UConn (10-0) enters the game averaging 88.1 points per game while Stanford (11-0) checks in at 75.7 points per game.
“Not everybody is capable of recruiting the offensive players that Stanford can recruit or Connecticut can recruit,” Auriemma said. “So I think we have a huge advantage over a lot of other programs in that we can go out and attract the best offensive players in the country. There are teams that can’t so they build their teams around defense because they’re not skilled enough on the offensive end.
“I think that is one of the things that has to continue to grow in the women’s games is that more teams have to value putting the ball in the basket. I think the game of women’s basketball has to be played differently than men’s basketball. That’s why I always laugh when people who run women’s basketball want to showcase our physicality. I don’t know that serves any purpose. I think we should showcase people putting the ball in the basket. I think that’s what attracts fans, that’s what makes the game enjoyable to watch, and I think Saturday you have got maybe the two best offensive teams in the country and hopefully fans will get a chance to see that. That’s not to say we’re going to see who can win 110-109. I don’t think that is going to happen. But I would like to think that we try to make scoring and scoring often a priority in our programs and that is probably why we attract so many fans.”
Breanna Stewart (16.9), Kaleena Mosqueda-Lewis (16.4), Stefanie Dolson (11.7), and Bria Hartley (10.1) average in double figures for the Huskies as do the Cardinal’s Chiney Ogwumike (21.8), Joslyn Tinkle (13.9), and Amber Orrange (10.9).
“Both Geno and I value offensively skilled players,” VanDerveer said. “I think we work hard on the defensive end but we really emphasize playing basketball with a purpose — passing, shooting, and in some ways I think our styles are the same. Obviously we’re on different coasts and play in different leagues but there are probably a lot of similarities.”
Of course, the most memorable meeting between UConn and Stanford came in the 2010 national championship game in San Antonio when they set a Final Four record for offensively futility.
UConn started four players — Maya Moore, Tina Charles, Kalana Greene, and Tiffany Hayes — that combined to score 8,627 points in their careers. Stanford started four WNBA first-round picks in Jayne Appel, Kayla Pedersen, Nneka Ogwumike, and Jeanette Pohlen. The score at halftime was Stanford 20, UConn 12.
“I think I can remember all the points. I can remember all 12 of ours, I’ll tell you that,” Auriemma said with a smile.
He can smile because UConn came back to beat Stanford 53-47 for its seventh NCAA title.
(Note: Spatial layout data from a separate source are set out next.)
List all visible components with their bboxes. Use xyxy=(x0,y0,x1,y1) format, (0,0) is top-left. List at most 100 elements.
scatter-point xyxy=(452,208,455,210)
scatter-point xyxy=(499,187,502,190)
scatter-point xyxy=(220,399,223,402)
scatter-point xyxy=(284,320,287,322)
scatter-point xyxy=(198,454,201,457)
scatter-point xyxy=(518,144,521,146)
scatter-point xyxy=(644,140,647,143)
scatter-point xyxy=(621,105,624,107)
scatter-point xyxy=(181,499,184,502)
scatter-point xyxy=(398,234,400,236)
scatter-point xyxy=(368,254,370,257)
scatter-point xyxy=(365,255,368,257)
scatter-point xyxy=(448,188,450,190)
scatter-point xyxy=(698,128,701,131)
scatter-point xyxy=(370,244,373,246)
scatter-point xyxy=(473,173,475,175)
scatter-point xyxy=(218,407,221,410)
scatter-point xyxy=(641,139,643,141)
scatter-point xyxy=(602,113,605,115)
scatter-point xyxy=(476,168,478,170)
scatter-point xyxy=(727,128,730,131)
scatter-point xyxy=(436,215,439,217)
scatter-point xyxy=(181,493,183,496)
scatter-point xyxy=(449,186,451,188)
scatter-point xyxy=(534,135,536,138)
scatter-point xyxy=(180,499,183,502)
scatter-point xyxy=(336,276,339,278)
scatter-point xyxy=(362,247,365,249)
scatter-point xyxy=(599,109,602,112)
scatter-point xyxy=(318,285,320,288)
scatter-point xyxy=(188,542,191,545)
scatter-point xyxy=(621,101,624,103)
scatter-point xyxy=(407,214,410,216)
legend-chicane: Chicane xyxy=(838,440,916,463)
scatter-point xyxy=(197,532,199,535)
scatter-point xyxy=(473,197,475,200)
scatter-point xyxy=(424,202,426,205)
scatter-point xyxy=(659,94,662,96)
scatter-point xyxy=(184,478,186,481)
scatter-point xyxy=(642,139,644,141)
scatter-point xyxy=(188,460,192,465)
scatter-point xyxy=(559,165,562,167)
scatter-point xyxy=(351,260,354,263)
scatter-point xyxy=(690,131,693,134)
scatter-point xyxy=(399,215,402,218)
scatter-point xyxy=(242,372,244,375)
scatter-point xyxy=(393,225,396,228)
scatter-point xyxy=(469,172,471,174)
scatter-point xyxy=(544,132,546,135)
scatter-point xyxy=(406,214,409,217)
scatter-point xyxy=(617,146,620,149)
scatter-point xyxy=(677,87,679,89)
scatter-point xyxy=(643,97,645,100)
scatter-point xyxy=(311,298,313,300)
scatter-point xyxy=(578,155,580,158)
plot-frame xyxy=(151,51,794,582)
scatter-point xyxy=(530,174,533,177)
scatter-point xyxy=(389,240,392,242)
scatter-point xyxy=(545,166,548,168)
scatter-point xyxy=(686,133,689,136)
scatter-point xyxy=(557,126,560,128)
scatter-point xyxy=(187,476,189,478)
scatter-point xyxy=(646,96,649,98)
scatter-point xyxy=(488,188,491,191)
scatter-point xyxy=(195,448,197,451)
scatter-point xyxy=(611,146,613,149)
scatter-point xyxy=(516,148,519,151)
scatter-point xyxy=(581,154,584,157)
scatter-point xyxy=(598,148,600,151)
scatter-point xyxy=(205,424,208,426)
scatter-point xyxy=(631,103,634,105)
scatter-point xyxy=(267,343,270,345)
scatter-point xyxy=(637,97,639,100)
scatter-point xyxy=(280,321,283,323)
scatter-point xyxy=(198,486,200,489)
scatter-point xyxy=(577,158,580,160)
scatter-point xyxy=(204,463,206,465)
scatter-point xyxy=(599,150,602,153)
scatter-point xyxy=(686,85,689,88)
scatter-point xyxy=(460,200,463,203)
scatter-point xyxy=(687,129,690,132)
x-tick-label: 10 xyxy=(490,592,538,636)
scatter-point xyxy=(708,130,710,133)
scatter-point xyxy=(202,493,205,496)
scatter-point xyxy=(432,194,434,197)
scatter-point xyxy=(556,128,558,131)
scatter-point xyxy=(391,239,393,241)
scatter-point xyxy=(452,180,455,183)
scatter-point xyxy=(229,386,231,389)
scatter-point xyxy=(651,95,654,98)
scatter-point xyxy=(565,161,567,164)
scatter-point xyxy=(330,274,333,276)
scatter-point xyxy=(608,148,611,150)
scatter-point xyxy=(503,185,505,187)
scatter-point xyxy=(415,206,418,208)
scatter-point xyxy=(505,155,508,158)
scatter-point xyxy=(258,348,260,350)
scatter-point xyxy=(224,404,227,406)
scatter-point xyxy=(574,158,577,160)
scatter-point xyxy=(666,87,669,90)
UConn All-American Hartley and Stanford All-American Chiney Ogwumike were teammates on USA Basketball’s team that won the gold medal in the inaugural FIBA 3×3 world championships in Athens, Greece, last August.
“Bria is one of my closest friends in life,” Ogwumike said. “We’ve played the same AAU circuit and developed a friendly rivalry. With USA, I always competed with her and always had so much fun. We’re friends everywhere except on the basketball court when we play each other. That’s when we’re best ‘frenemies.’ “
The juniors will face off for the third time in their college careers Saturday. UConn won last year’s game while Stanford won the previous meeting on its home court two years ago.
“We’re both really competitive,” Hartley said. “We go out there and we want to win and we want to play really hard. Off the court we’re friendly, but on the court we’re focused on winning.”
Team USA, which also included Notre Dame All-American Skylar Diggins and former UConn standout Ann Strother, won all nine of its games. In the gold-medal game against France, it was a Hartley pass to Ogwumike that led to the deciding basket in the Americans’ 17-16 victory.
The only downside from that tournament was that Hartley injured her left ankle. She missed much of the preseason and the Huskies’ first two regular season games as she recovered.
Stanford’s 82-game home winning streak is the longest active streak in the nation and the second longest in NCAA history to UConn’s 99. If the Cardinal keeps their perfect record at Maples Pavilion intact, they could get to 100 during the 2013-14 season.
“We’re excited to play here but we know it’s not going to be the deciding factor,” VanDerveer said. “We have to play well. We know it’s what we do on the court.”
It’s the same for the Huskies, who have had more than their share of success in front of big crowds on the road. They could not care less about that streak.
“That’s not what we came here for,” UConn senior Kelly Faris said. “The whole streak thing … If you’re focused on that, you’re not focused on the right things.”